Vestas Wind Systems A/S (Vestas) and Mitsubishi Heavy Industries, Ltd. (MHI) announced an agreement to expand their partnership in sustainable energy. The strengthened partnership entails that Vestas will acquire MHI’s shares in the MHI Vestas Offshore Wind (MVOW) joint venture, and MHI will acquire 2.5 percent in Vestas and be nominated to a seat in Vestas’ Board of Directors.

The transaction between Vestas and MHI was subject to regulatory approvals by the competition authorities and with reference to Company Announcement No. 42/2020 of 27 November 2020, the two companies today received the official approval of the transaction from the European Commission.

Henrik Andersen, Group President and CEO of Vestas, said: “With today’s approval of the transaction we are excited to move one step closer towards welcoming offshore back into the Vestas family. I’m personally very encouraged by the many dialogues I’ve had with both Vestas and MHI Vestas Offshore Wind colleagues as well as our customers and partners since we announced the strengthened partnership with Mitsubishi Heavy Industries. It’s clear that everyone is excited about our bold step together towards accelerating the energy transition.”

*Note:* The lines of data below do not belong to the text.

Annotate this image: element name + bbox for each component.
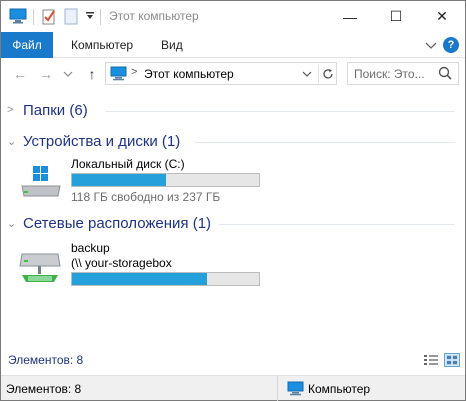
chevron-down-icon: ⌄	[7, 135, 17, 148]
status-location: Компьютер	[287, 381, 370, 396]
customize-toolbar-icon[interactable]	[85, 11, 95, 21]
details-view-icon[interactable]	[423, 353, 439, 367]
title-divider	[100, 9, 101, 25]
network-drive-icon[interactable]	[18, 248, 64, 286]
minimize-button[interactable]: —	[327, 1, 373, 32]
local-disk-name[interactable]: Локальный диск (C:)	[71, 157, 185, 171]
group-folders-label: Папки (6)	[23, 101, 88, 119]
forward-arrow-icon: →	[39, 66, 53, 82]
ribbon-tabs: Файл Компьютер Вид ?	[1, 32, 465, 58]
group-divider	[195, 142, 455, 143]
group-devices-label: Устройства и диски (1)	[23, 132, 181, 150]
new-folder-icon[interactable]	[64, 8, 78, 25]
address-dropdown-icon[interactable]	[302, 70, 312, 78]
search-icon[interactable]	[438, 66, 452, 80]
status-location-label: Компьютер	[308, 381, 371, 396]
address-text: Этот компьютер	[144, 67, 234, 81]
back-arrow-icon: ←	[13, 66, 27, 82]
search-box[interactable]	[347, 62, 459, 85]
expand-ribbon-icon[interactable]	[425, 40, 437, 50]
local-disk-icon[interactable]	[18, 164, 64, 200]
group-divider	[105, 111, 455, 112]
group-network-label: Сетевые расположения (1)	[23, 214, 212, 232]
tab-file[interactable]: Файл	[1, 32, 53, 58]
back-button[interactable]: ←	[11, 65, 29, 83]
status-bar: Элементов: 8 Компьютер	[1, 375, 465, 401]
window-title: Этот компьютер	[109, 9, 199, 23]
network-drive-name[interactable]: backup	[71, 241, 110, 255]
status-divider	[277, 376, 278, 401]
forward-button[interactable]: →	[37, 65, 55, 83]
close-button[interactable]: ✕	[419, 1, 465, 32]
refresh-button[interactable]	[318, 65, 336, 83]
title-bar: Этот компьютер — ☐ ✕	[1, 1, 465, 32]
refresh-icon	[322, 69, 333, 79]
minimize-icon: —	[343, 8, 357, 25]
chevron-down-icon: ⌄	[7, 217, 17, 230]
tab-view[interactable]: Вид	[161, 32, 183, 58]
local-disk-usage-fill	[72, 174, 166, 186]
address-bar[interactable]: > Этот компьютер	[105, 62, 337, 85]
network-drive-usage-bar	[71, 272, 260, 286]
computer-icon	[110, 66, 127, 81]
breadcrumb-separator-icon[interactable]: >	[131, 66, 137, 78]
up-arrow-icon: ↑	[88, 66, 96, 82]
quick-access-divider	[33, 9, 34, 25]
group-folders[interactable]: > Папки (6)	[7, 100, 88, 120]
maximize-button[interactable]: ☐	[373, 1, 419, 32]
network-drive-usage-fill	[72, 273, 207, 285]
item-count-label: Элементов: 8	[8, 353, 84, 367]
explorer-window: Этот компьютер — ☐ ✕ Файл Компьютер Вид …	[0, 0, 466, 401]
network-drive-path: (\\ your-storagebox	[71, 256, 172, 270]
group-devices[interactable]: ⌄ Устройства и диски (1)	[7, 131, 180, 151]
local-disk-free-space: 118 ГБ свободно из 237 ГБ	[71, 190, 221, 204]
local-disk-usage-bar	[71, 173, 260, 187]
status-item-count: Элементов: 8	[6, 382, 82, 396]
computer-icon	[287, 381, 304, 396]
computer-icon[interactable]	[9, 8, 27, 24]
properties-icon[interactable]	[41, 8, 57, 25]
navigation-bar: ← → ↑ > Этот компьютер	[1, 58, 465, 90]
tab-computer[interactable]: Компьютер	[71, 32, 133, 58]
group-divider	[219, 224, 455, 225]
tiles-view-icon[interactable]	[444, 353, 460, 367]
recent-locations-icon[interactable]	[63, 70, 73, 78]
help-button[interactable]: ?	[443, 37, 459, 53]
chevron-right-icon: >	[7, 104, 14, 116]
close-icon: ✕	[436, 8, 448, 24]
search-input[interactable]	[354, 66, 434, 82]
maximize-icon: ☐	[389, 8, 403, 24]
up-button[interactable]: ↑	[83, 65, 101, 83]
group-network-locations[interactable]: ⌄ Сетевые расположения (1)	[7, 213, 211, 233]
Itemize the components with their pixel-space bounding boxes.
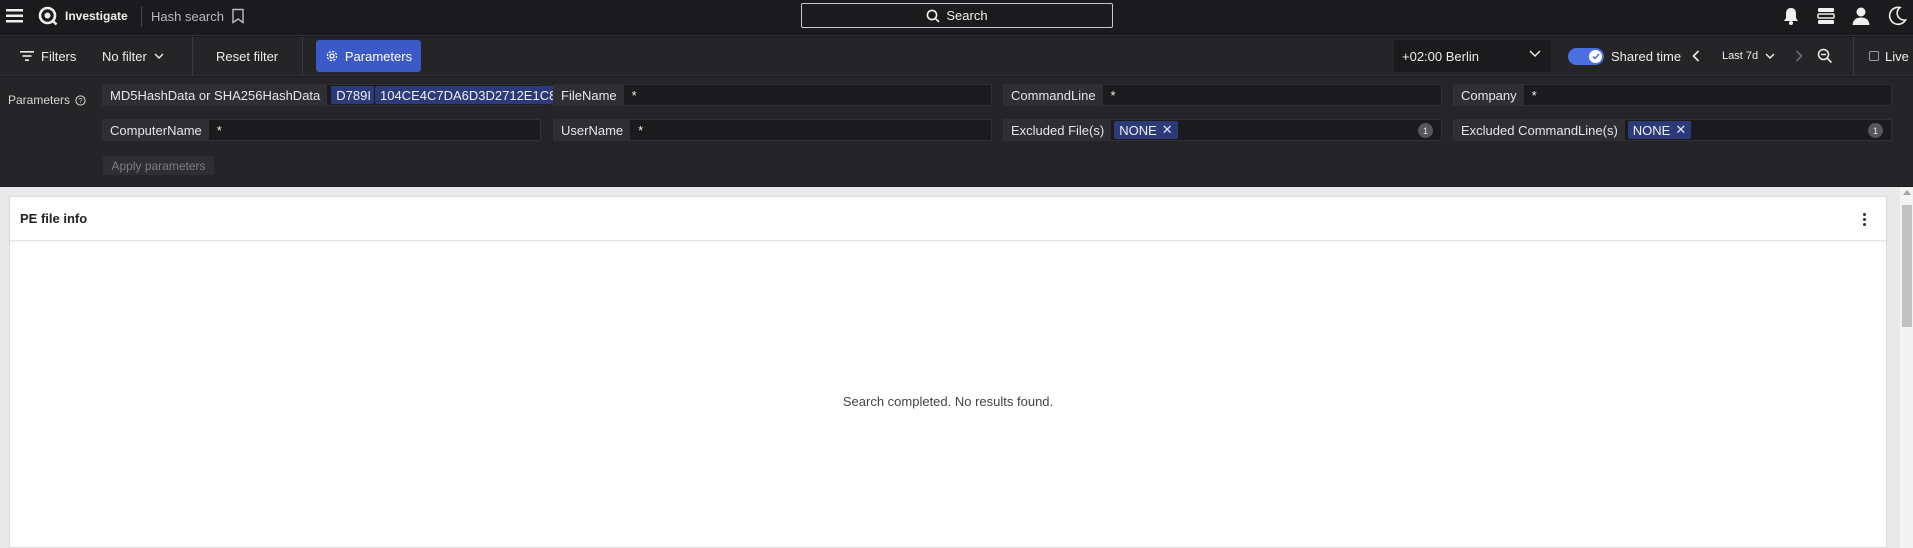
gear-icon	[326, 50, 338, 62]
scroll-up-arrow-icon[interactable]	[1903, 190, 1911, 195]
reset-filter-label: Reset filter	[216, 48, 279, 64]
field-label: Excluded CommandLine(s)	[1454, 119, 1625, 141]
apply-parameters-button[interactable]: Apply parameters	[103, 156, 214, 175]
global-search-box[interactable]: Search	[801, 3, 1113, 28]
help-icon[interactable]: ?	[75, 94, 86, 106]
time-range-dropdown[interactable]: Last 7d	[1722, 37, 1775, 75]
empty-state-message: Search completed. No results found.	[842, 394, 1054, 409]
field-value: *	[631, 87, 637, 103]
main-content: PE file info Search completed. No result…	[0, 187, 1913, 548]
parameters-heading-text: Parameters	[8, 93, 71, 107]
hash-value-chip[interactable]: D789I	[331, 86, 374, 104]
company-field[interactable]: Company *	[1453, 84, 1892, 106]
remove-chip-icon[interactable]: ✕	[1162, 122, 1173, 138]
toggle-knob	[1589, 50, 1602, 63]
topbar-divider	[141, 7, 142, 27]
filename-field[interactable]: FileName *	[553, 84, 992, 106]
md5-sha256-hash-field[interactable]: MD5HashData or SHA256HashData D789I 104C…	[102, 84, 578, 106]
check-icon	[1591, 53, 1600, 60]
toolbar-divider	[302, 37, 303, 75]
chevron-down-icon	[154, 53, 164, 59]
shared-time-toggle[interactable]	[1568, 48, 1604, 65]
filters-label: Filters	[41, 48, 77, 64]
chip-text: 104CE4C7DA6D3D2712E1C8	[379, 87, 557, 103]
filter-lines-icon	[20, 51, 34, 61]
commandline-field[interactable]: CommandLine *	[1003, 84, 1442, 106]
page-name: Hash search	[151, 9, 224, 24]
filter-select-value: No filter	[102, 48, 147, 64]
chip-text: D789I	[336, 87, 371, 103]
timezone-select[interactable]: +02:00 Berlin	[1394, 40, 1551, 72]
tasks-icon[interactable]	[1815, 5, 1837, 27]
time-range-value: Last 7d	[1722, 50, 1759, 62]
toolbar-divider	[1853, 37, 1854, 75]
top-bar: Investigate Hash search Search	[0, 0, 1913, 36]
pe-file-info-panel: PE file info Search completed. No result…	[9, 196, 1887, 548]
user-profile-icon[interactable]	[1850, 5, 1872, 27]
excluded-file-chip[interactable]: NONE ✕	[1114, 121, 1178, 139]
excluded-files-field[interactable]: Excluded File(s) NONE ✕ 1	[1003, 119, 1442, 141]
selection-count-badge: 1	[1868, 123, 1883, 138]
notifications-bell-icon[interactable]	[1780, 5, 1802, 27]
excluded-commandlines-field[interactable]: Excluded CommandLine(s) NONE ✕ 1	[1453, 119, 1892, 141]
computername-field[interactable]: ComputerName *	[102, 119, 541, 141]
chip-text: NONE	[1632, 122, 1671, 138]
hamburger-menu-icon[interactable]	[6, 7, 24, 25]
app-name: Investigate	[65, 9, 128, 23]
parameters-button[interactable]: Parameters	[316, 40, 421, 72]
svg-text:?: ?	[78, 96, 82, 105]
field-label: Excluded File(s)	[1004, 119, 1112, 141]
field-value: *	[1110, 87, 1116, 103]
excluded-commandline-chip[interactable]: NONE ✕	[1627, 121, 1692, 139]
vertical-scrollbar[interactable]	[1900, 187, 1913, 548]
search-label: Search	[946, 8, 988, 23]
more-options-icon[interactable]	[1860, 210, 1868, 228]
chevron-down-icon	[1529, 50, 1541, 57]
search-icon	[926, 9, 940, 23]
field-value: *	[638, 122, 644, 138]
filters-button[interactable]: Filters	[20, 37, 76, 75]
live-checkbox-box[interactable]	[1869, 51, 1879, 61]
parameters-heading: Parameters ?	[8, 93, 86, 107]
next-range-arrow-icon[interactable]	[1795, 50, 1803, 62]
username-field[interactable]: UserName *	[553, 119, 992, 141]
field-label: MD5HashData or SHA256HashData	[103, 84, 328, 106]
chevron-down-icon	[1765, 53, 1775, 59]
field-value: *	[1531, 87, 1537, 103]
dark-mode-moon-icon[interactable]	[1886, 5, 1908, 27]
field-label: ComputerName	[103, 119, 209, 141]
toolbar-divider	[192, 37, 193, 75]
panel-title: PE file info	[20, 211, 88, 226]
scrollbar-thumb[interactable]	[1902, 205, 1912, 327]
parameters-label: Parameters	[344, 48, 413, 64]
selection-count-badge: 1	[1418, 123, 1433, 138]
field-label: FileName	[554, 84, 624, 106]
panel-header: PE file info	[10, 197, 1886, 241]
zoom-out-icon[interactable]	[1817, 48, 1833, 64]
field-label: Company	[1454, 84, 1524, 106]
previous-range-arrow-icon[interactable]	[1692, 50, 1700, 62]
parameters-panel: Parameters ? MD5HashData or SHA256HashDa…	[0, 77, 1913, 186]
investigate-logo-icon	[38, 6, 58, 26]
chip-text: NONE	[1119, 122, 1157, 138]
hash-value-chip[interactable]: 104CE4C7DA6D3D2712E1C8 ✕	[374, 86, 578, 104]
live-checkbox[interactable]: Live	[1869, 37, 1909, 75]
field-value: *	[216, 122, 222, 138]
shared-time-label: Shared time	[1611, 48, 1682, 64]
filter-select-dropdown[interactable]: No filter	[102, 37, 164, 75]
filter-toolbar: Filters No filter Reset filter Parameter…	[0, 37, 1913, 76]
live-label: Live	[1885, 48, 1909, 64]
timezone-value: +02:00 Berlin	[1402, 48, 1479, 64]
field-label: CommandLine	[1004, 84, 1103, 106]
field-label: UserName	[554, 119, 631, 141]
reset-filter-button[interactable]: Reset filter	[216, 37, 278, 75]
bookmark-icon[interactable]	[231, 8, 245, 24]
remove-chip-icon[interactable]: ✕	[1675, 122, 1686, 138]
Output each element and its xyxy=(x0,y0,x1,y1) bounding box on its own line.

Since the announcement, planning of integration of MVOW into the Vestas group has been initiated, focusing on smooth integration of employees and systems and realising synergies in sales, technology, manufacturing footprint and procurement to sustain customer relationships, lower costs and build a strong shared Vestas culture.

Following closing of the transaction, full planning of the integration will commence. Vestas aims to create a shared culture embracing everyone who wants to accelerate the energy transition and live by the Vestas values of Passion, Accountability, Simplicity and Collaboration. The integration will focus on paving the way for harmonious integration of processes and systems across Vestas and MVOW, while building avenues towards the overall unification of both companies to leverage our strengths. However, first and foremost, the focus is to plan a smooth and welcoming onboarding to the new colleagues from MVOW.

Final closing of the transaction is expected to take place before year end. Until closing, Vestas and MVOW will continue to execute as two independent companies, with just a small number of Vestas employees engaged in planning the future integration of the two companies.